Sent on behalf of Sacha Urzhumtsev:

Dear Richard,

I answer to the whole CCP4bb since the question was quite general and the answer may
be interesting for other people.

As already mentioned by Bruno Klaholz, low-resolution reflections are not
only "a few reflections more" but they contain information
complementary to that in high-resolution reflections, in other words,
that is different to it.

Low-resolution reflections correspond to 'electron density waves'
of a large period. A right combination of low-resolution
structure factors gives the molecular envelope. Inversely, excluding
low-resolution reflections from the Fourier series calculation
artificially increases the map values in some large regions and decreases
it in others eventually destroying the molecular envelope in the maps.
If the peaks of the Fourier series are relatively low, this loss
of low-resolution data may completely kill the signal.

A map improvement by "phase extension for low-resolution" was illustrated
by Podjarny et al. (1981) Acta Cryst., A37, 662-668, and by Schevitz et al.
(1981) Acta Cryst., A37, 669-677. Later we studied in purpose the role
of low-resolution data for the map quality (1991; Acta Cryst., A47, 794-801).
In particular a practical illustration is given (EFG structure solution)
where an addition of 29 reflections to about 3000 available drastically
improved the map. At my knowledge, low-resolution data were crucial also
for the ribosomal structure solution (J.Cate).

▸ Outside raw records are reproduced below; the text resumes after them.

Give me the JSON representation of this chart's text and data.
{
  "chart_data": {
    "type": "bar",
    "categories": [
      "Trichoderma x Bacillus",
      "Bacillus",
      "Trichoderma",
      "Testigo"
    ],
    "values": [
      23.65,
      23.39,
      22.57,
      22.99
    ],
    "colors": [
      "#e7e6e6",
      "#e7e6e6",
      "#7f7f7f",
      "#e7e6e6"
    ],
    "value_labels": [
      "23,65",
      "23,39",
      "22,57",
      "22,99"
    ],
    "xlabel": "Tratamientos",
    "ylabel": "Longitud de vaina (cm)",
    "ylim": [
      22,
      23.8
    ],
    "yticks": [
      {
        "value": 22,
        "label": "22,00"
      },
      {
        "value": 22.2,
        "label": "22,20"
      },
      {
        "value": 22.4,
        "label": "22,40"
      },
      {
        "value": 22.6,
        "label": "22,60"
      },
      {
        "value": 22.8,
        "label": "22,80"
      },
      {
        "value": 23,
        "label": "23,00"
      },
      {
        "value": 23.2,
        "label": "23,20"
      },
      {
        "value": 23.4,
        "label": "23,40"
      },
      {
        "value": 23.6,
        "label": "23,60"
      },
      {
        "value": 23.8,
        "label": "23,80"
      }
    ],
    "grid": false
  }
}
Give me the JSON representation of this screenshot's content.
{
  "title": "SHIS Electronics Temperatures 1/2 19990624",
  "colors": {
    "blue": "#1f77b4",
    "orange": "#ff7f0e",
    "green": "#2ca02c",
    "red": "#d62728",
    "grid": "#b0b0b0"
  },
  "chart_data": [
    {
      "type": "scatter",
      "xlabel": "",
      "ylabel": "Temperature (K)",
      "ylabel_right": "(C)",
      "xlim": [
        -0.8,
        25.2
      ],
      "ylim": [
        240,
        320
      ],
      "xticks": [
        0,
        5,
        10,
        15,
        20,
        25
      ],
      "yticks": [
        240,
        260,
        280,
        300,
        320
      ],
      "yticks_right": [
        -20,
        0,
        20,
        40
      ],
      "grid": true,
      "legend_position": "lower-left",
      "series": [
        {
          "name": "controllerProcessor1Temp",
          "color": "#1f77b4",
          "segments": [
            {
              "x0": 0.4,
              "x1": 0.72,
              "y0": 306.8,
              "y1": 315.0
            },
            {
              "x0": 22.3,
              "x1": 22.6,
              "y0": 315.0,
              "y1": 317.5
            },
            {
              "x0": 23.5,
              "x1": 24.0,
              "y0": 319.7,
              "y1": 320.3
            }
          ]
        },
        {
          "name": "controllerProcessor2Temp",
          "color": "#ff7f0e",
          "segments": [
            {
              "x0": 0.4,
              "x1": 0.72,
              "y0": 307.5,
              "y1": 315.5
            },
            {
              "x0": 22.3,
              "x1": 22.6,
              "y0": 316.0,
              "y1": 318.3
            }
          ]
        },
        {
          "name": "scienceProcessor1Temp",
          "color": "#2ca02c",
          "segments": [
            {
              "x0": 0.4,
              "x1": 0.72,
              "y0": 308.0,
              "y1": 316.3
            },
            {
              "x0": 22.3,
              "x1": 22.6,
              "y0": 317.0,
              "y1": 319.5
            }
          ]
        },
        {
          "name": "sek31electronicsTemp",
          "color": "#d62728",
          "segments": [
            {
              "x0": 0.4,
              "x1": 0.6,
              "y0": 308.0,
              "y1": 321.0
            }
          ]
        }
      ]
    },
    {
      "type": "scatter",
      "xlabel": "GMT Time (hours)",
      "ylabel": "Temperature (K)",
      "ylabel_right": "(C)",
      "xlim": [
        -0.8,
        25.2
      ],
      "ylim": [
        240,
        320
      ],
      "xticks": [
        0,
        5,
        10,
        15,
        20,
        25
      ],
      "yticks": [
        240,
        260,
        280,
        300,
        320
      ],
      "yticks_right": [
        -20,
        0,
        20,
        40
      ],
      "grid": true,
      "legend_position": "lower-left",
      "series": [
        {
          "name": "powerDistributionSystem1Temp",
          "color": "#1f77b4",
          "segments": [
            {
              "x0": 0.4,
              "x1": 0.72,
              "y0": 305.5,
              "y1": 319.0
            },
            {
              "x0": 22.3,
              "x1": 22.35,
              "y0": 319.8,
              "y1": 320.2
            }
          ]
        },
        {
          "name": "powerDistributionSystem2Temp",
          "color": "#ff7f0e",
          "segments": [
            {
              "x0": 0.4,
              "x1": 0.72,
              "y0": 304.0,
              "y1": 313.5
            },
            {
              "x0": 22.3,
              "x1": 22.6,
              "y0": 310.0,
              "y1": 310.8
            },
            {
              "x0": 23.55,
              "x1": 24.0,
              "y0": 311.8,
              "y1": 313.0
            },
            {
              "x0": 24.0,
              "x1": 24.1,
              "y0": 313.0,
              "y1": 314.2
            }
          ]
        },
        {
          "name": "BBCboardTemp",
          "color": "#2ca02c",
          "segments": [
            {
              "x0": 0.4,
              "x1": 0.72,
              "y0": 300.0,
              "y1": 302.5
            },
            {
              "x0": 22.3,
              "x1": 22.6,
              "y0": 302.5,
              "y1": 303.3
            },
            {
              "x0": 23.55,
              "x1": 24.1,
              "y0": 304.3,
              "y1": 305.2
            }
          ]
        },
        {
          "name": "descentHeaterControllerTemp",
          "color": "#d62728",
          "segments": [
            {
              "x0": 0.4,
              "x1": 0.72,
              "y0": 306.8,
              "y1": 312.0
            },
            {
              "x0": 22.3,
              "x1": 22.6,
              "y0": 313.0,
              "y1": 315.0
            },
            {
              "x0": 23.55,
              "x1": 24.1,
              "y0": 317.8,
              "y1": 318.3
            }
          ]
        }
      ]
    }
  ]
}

Also as Bruno noted, the same data are important for refinement of atomic models (see for example Kostrewa, 1997, CCP4 Newslet., 34; I remember he was presenting something earlier but did not find the trace of that presentation). For teaching
goals, recently with our students we prepared an example when a rigid-body
refinement of a protein model fails using 7377 reflections of the resolution
2-20 A and gives a perfect answer when 12 (!) reflections only are added
at the resolution below 20 A.

Finally, the same low-resolution reflections may significantly
reinforce molecular-replacement translation searches (see
1995; Acta Cryst., D51, 888-895; Fokine & Urzhumtsev, 2002, Acta Cryst, D58,
72-74).

Obviously, getting low-resolution data requires special efforts during experiment (see a recent discussion in the CCP4bb) but it is worthy to do and is feasible in practice at most of synchrotrons. Another feature of these data is a very strong contribution of the bulk solvent that should be taken into account as soon as
one starts to use an atomic model.

I hope these few comments and some bibliography answer your questions and
may help in some studies.

With best regards,

Sacha

sa...@igbmc.fr


On 2/20/2009 8:22 AM, Richard Gillilan wrote:
Several times I have heard that low order (small angle) reflections are more important when solving low-resolution structures. I presume it is more than just a question of obtaining greater number of reflections.

Does anyone know why low-order reflections are so important in these cases?